In [6]:
import os, os.path
from PIL import Image
import requests
from io import BytesIO
import xml.etree.ElementTree as ET
import tqdm
import pandas as pd
import numpy as np
import imagehash

SCRAPE_DIR = '.scrape_output'

### Steps to fetch the xml files
1. Install `pip install oaiharvest`
2. Create a folder in this repo called '.scrape_output'
3. `cd .scrape_output`
4. Run the following command: `oai-harvest --set=Beelddocument --metadataPrefix=ese https://denbosch.hosting.deventit.net/atlantispubliek/oai.axd` (This may take a while)

### Test code to get the format of the xml file

In [12]:
tree = ET.parse('.scrape_output/14444813.ese.xml')
root = tree.getroot()

items = []

for child in root:
    prefix, has_namespace, postfix = child.tag.partition('}')
    items.append({
        'key': postfix,
        'value': child.text
    })

pd.DataFrame(items)

Unnamed: 0,key,value
0,title,Titelblad van de in het bedrijf gedrukte bijbe...
1,creator,Onbekend
2,subject,Steegjes
3,subject,Drukkerijen
4,coverage,'s-Hertogenbosch;Achter de Exters
5,publisher,Stadsarchief 's-Hertogenbosch
6,publisher,http://www.stadsarchief.nl/
7,date,1894
8,type,Fotocopie
9,hasFormat,http://denbosch.hosting.deventit.net/HttpHandl...

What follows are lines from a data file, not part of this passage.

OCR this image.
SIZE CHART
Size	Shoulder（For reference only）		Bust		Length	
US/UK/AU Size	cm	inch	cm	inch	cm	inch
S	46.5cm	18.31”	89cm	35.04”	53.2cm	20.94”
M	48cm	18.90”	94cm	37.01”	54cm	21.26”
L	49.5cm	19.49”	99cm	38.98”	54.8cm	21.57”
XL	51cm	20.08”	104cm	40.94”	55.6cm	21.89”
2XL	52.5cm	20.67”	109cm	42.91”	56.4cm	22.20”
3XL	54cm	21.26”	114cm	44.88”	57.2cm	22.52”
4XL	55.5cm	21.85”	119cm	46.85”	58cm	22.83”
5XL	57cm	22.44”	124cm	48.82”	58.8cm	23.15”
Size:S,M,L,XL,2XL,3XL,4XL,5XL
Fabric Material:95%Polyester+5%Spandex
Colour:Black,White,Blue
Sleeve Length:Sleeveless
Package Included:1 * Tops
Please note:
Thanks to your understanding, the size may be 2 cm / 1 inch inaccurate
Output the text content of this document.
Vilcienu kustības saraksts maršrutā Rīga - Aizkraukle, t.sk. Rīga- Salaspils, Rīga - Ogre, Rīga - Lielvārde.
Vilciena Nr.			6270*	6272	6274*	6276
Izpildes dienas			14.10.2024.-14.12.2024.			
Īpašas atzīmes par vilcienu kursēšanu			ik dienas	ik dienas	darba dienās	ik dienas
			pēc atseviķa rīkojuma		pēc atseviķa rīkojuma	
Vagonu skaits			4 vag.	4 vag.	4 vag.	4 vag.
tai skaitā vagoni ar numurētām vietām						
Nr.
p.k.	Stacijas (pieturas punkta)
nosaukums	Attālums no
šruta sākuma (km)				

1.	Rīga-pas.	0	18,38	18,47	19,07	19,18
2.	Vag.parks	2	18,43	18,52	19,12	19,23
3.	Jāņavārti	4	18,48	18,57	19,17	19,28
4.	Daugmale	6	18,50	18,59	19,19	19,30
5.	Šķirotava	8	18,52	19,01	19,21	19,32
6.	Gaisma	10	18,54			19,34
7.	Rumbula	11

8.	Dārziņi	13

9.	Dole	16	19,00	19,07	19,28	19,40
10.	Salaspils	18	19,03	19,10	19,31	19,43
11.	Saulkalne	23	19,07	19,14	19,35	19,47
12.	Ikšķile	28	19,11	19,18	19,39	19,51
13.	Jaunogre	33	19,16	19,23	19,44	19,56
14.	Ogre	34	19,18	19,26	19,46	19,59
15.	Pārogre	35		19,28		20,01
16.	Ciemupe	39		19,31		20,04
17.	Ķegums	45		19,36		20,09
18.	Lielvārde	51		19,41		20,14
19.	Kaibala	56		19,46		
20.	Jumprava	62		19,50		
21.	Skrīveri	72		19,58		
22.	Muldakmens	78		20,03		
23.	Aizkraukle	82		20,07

### Create a list of the XML files

In [14]:
image_xml_files = [SCRAPE_DIR + '/' + name for name in os.listdir(SCRAPE_DIR)]
image_xml_files[:3]

['.scrape_output/14452242.ese.xml',
 '.scrape_output/14754600.ese.xml',
 '.scrape_output/14734482.ese.xml']

#### Loop through the images and transform them into a dictionaries

In [25]:
images = []

# xml namespace
ns = {
    'dc': 'http://purl.org/dc/elements/1.1/',
    'europeana': 'http://www.europeana.eu/schemas/ese/',
    'dcterms': 'http://purl.org/dc/terms/'
}

# No image hash
no_img = '00ff6767777f8300'

for image_xml in image_xml_files[:3]:
    # Parse as xml
    tree = ET.parse(image_xml)
    
    # Get the root of the tree
    root = tree.getroot()
    
    # Dictionary to store the image attributes
    image_attribs = {}
    
    # Image url
    image_url = root.find('europeana:object', ns).text
    
    # Check if the image exists
#     response = requests.get(image_url)
#     image = Image.open(BytesIO(response.content))
#     hasj = str(imagehash.average_hash(image))
    
#     # If there is no image
#     if hasj == no_img:
#         continue

#     # Size of the image
#     image_attribs['width'], image_attribs['height'] = image.size
    
    # Image url
    image_attribs['url'] = image_url
    
    # Get the title
    image_attribs['title'] = root.find('dc:title', ns).text.strip()
    
    # Location
    coverage = root.find('dc:coverage', ns)
    
    if coverage != None:
        coverage = coverage.text.split(';')
        
        # Don't store the image if it is not located in Den Bosch
        if coverage[0] != "'s-Hertogenbosch":
            continue
            
        street = coverage[1]
        image_attribs['street'] = street
            
    # Date
    image_attribs['date'] = root.find('dc:date', ns).text
    
    # Medium
    medium = root.find('dcterms:medium', ns)
    
    # Make sure the image is a photo
    if medium.text != 'Foto':
        continue
    
    # Add to list
    images.append(image_attribs)

In [26]:
df = pd.DataFrame(images)
df

Unnamed: 0,date,street,title,url
0,25/2/1952,Sint Jacobskerkhof,Carnaval. Groep leden van de oudste carnavalsv...,http://denbosch.hosting.deventit.net/HttpHandl...
1,8/2/1934,,RK Huishoud- en Industrieschool Marienburg. te...,http://denbosch.hosting.deventit.net/HttpHandl...